Wednesday, September 2, 2015
The state Department of Natural Resources shut down Klickitat County’s logging industry last Wednesday, Aug. 19, in response to the extreme wildfire conditions that exist throughout the county.
The notice of a move to Industrial Fire Precaution Level (IFPL) 4, the highest level, affects almost all of eastern Washington’s forested areas, and is believed to be the first time in more than 20 years that DNR has had to take such a drastic measure.
IFPL 4 is a general shutdown of forests, and all industrial forest activities, such as timber harvesting and road construction, are prohibited.
“The move to Level 4...is based on extreme fire danger across the eastern half of the state,” the DNR said in a press release dated Aug. 19. “DNR sets IFPLs to manage wildfire risk from industrial forest activities...”
IFPLs apply to all industrial operations that might cause a fire on or adjacent to lands protected from fire by DNR.
“It’s a smart move,” said Jason Spadaro, president of SDS Lumber Company. “Forest fuels are extremely dry, and fire hazard is more extreme than we’ve seen in a very long time. That, coupled with firefighting resources throughout the western U.S. being stretched to the breaking point, it makes me think it’s wise to restrict all activities in the forest. A little lost production and sacrifice is a small price compared to a forest fire.”
Spadaro said timber land owners are encouraging all members of the public “to be extremely cautious, or just stay out of the woods altogether, and to definitely adhere to all private land closures.
“We don’t want any more catastrophic fires or tragedies,” Spadaro said, referring to the deaths last week of three U.S. Forest Service firefighters working a massive fire in north-central Washing-ton, near the town of Twisp in Okanogan County.
The DNR’s rolling shutdown began Aug. 19 in IFPL Zones 609W and 609E in Klickitat County. The county’s IFPL zones are divided into west and east sectors by the Klickitat River.
At midnight last Thursday, DNR increased the IFPL to Level 4 in parts of Pend Oreille, Ferry, Okanogan, Spokane, and Stevens counties. The shutdown of forests ex-tended to parts of Chelan, Kittitas, Yakima, and Benton counties at midnight last Friday.
Certain Yakama Nation lands in southeast Yakima County were exempted and remain at Level 3, in a partial shutdown that prohibits some activities and limits others to the hours of 8 p.m. to 1 p.m., and requires fire equipment and fire watch on site.
Carrie McCausland, DNR’s deputy communications director, said DNR Region managers make the decision in most cases concerning the setting of IFPLs.
“Fire danger levels and other factors, such as state fire preparedness levels, are considered,” McCausland said.
As multiple large fires burn uncontained across the state, firefighting resources are being stretch-ed to their limits.

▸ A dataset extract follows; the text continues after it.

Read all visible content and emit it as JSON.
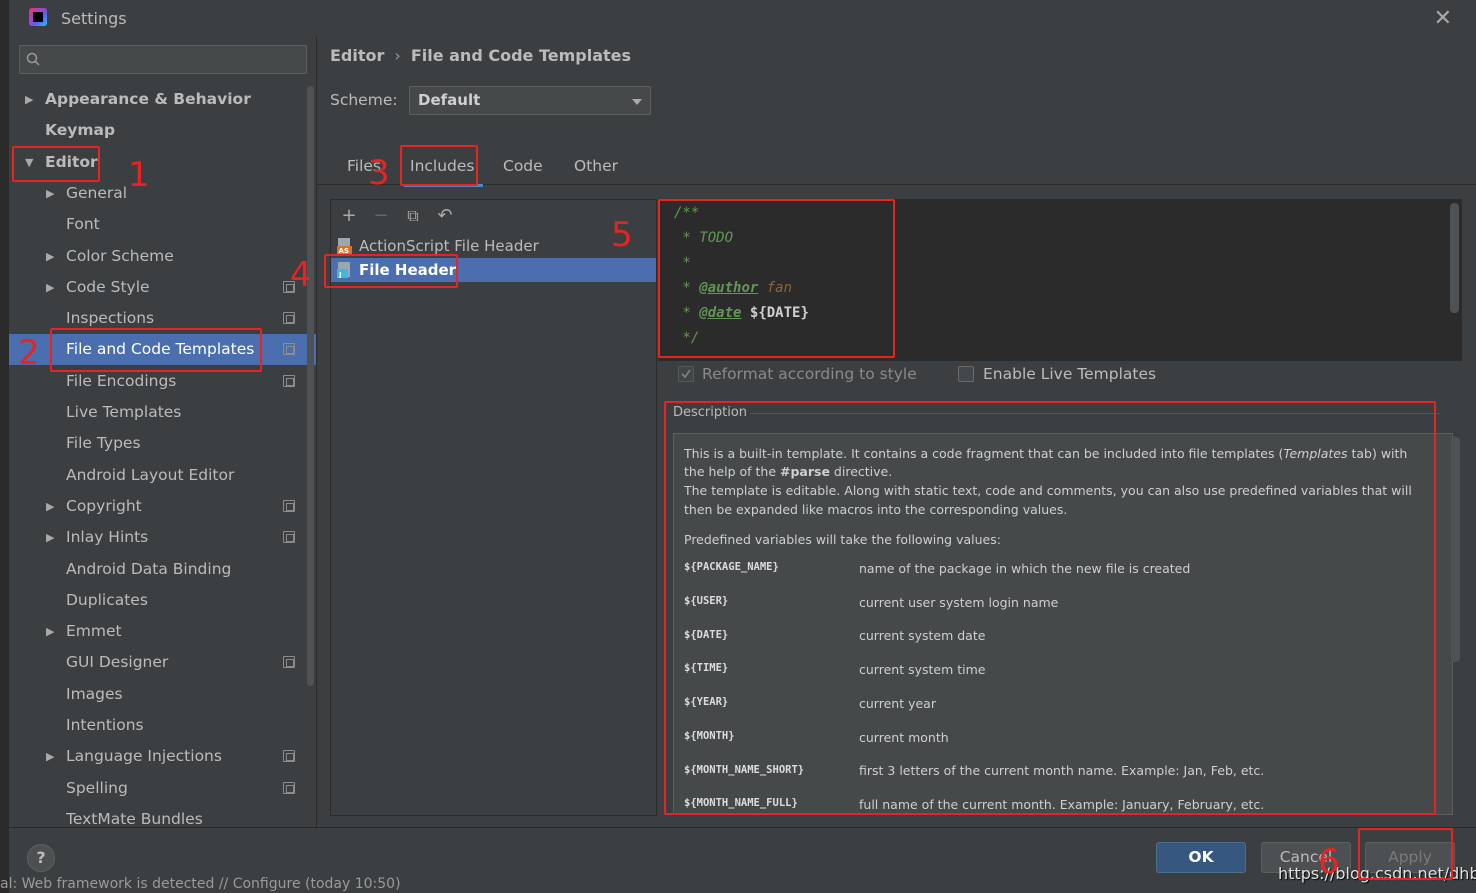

The control of IF-PL settings is one tool the DNR can use to manage wildfire risk.
McCausland said the impacts being created by 17 major fires burning on close to 400,000 acres of Washington were factors considered in moving the IFPL to Level 4, “though the largest factor is the potential for additional fires.”
By law, DNR uses two closure systems to reduce wildfire risk on 12.7 million acres of private and state forest land protected by the agency.
“Activated when needed during the summer fire season, one closure system applies to woods workers and other industrial forest users,” reads an IFPL brochure. “The other set of protections is aimed at the general public, but also includes local residents, landowners, recreationists, and forest workers. Wood workers are required to observe both sets of restrictions as fire danger dictates. Other land users only need to follow the public use restrictions.”
DNR’s public use restrictions limit activities on DNR-protected forest land during periods of high fire danger.
Under DNR’s Summer Fire Rules, from April 15 to Oct. 15 (or later if the fire danger warrants it) the following restrictions are activated: Cigarette smoking on forest land is only allowed on roads, cleared landings, gravel pits, or similar cleared areas; and chain saw use in non-industrial work, such as firewood cutting, must follow IFPL requirements.
McCausland said, while firefighting costs for the 2015 fire season are not known at this time, the Blue Creek Fire in Walla Walla County, “which was ignited by a combine during wheat harvest, cost $10,313,841 to fight.”
The human-caused fire began on July 20 and burned 6,004 acres of grass, brush, and timber. The fire also destroyed one residence and 11 outbuildings before firefighters contained it on Aug. 4.
DNR had to request $73 million in supplemental funds from the Legislature to pay for fire suppression costs for the 2014 season.
“We will follow the same process for this fire season,” McCausland noted.
In the current budget for attack—to pay for crews to be equipped and ready to fight fires—DNR sought $10.66 million and received $7.41 million. DNR also asked for $42.9 million to pay costs of suppressing fires and received $41.112 million, McCausland said.
Last week, President Barack Obama approved Gov. Jay Inslee’s Aug. 19 request for a federal Emergency Declaration to provide additional resources to cover some of the costs related to the multiple wildfires burning in northern Washington, as well as throughout Oregon, Idaho, and Montana.